The papers devoted equal venom to the issue of Germany’s spiraling government debt.

"For German Finance Minister Hans Eichel, the loss of credibility is especially painful," wrote the editors of Stuttgart’s other major daily, the Stuttgarter Zeitung. "Because he claims to do everything better than his predecessor," the paper wrote, "the recommended budget for the year ahead is full of risks, because another unforgiving balance sheet awaits. Germany will miss the budget targets established by the Maastricht Treaty this year, and probably next year as well. And Eichel will only emerge from the depths when he learns from his mistakes. Instead of planning into the wild blue yonder, the government should calculate realistically. If not, the same debacle will threaten us next year."

But at least one other paper sympathized with beleaguered Eichel. "If pity were an element of political combat, Hans Eichel would have earned it," wrote Bonn’s General Anzeiger. "Rarely is a finance minister so severely sliced by his own people.
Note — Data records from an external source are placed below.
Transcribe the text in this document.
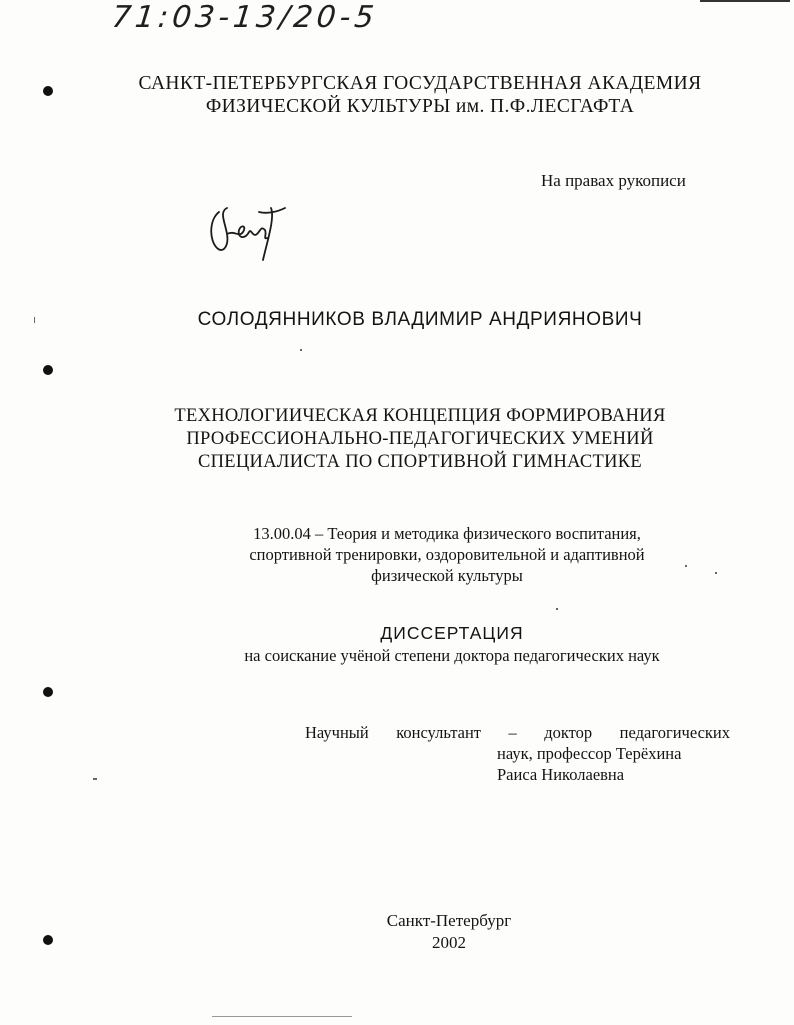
71:03-13/20-5
САНКТ-ПЕТЕРБУРГСКАЯ ГОСУДАРСТВЕННАЯ АКАДЕМИЯ
ФИЗИЧЕСКОЙ КУЛЬТУРЫ им. П.Ф.ЛЕСГАФТА
На правах рукописи
СОЛОДЯННИКОВ ВЛАДИМИР АНДРИЯНОВИЧ
ТЕХНОЛОГИИЧЕСКАЯ КОНЦЕПЦИЯ ФОРМИРОВАНИЯ
ПРОФЕССИОНАЛЬНО-ПЕДАГОГИЧЕСКИХ УМЕНИЙ
СПЕЦИАЛИСТА ПО СПОРТИВНОЙ ГИМНАСТИКЕ
13.00.04 – Теория и методика физического воспитания,
спортивной тренировки, оздоровительной и адаптивной
физической культуры
ДИССЕРТАЦИЯ
на соискание учёной степени доктора педагогических наук
Научный консультант – доктор педагогических
наук, профессор Терёхина
Раиса Николаевна
Санкт-Петербург
2002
Rarely -- and this doesn’t seem to change the hunting instinct of the opposition Christian Democrats a bit -- has a finance minister made it so easy for his opponents. Of course, not only he makes it easy, but they do so themselves. But that’s too easy. They allow themselves to be guided by tactical motives instead of by the knowledge that a common strength is needed when the wheelbarrow has to be pulled from the mud."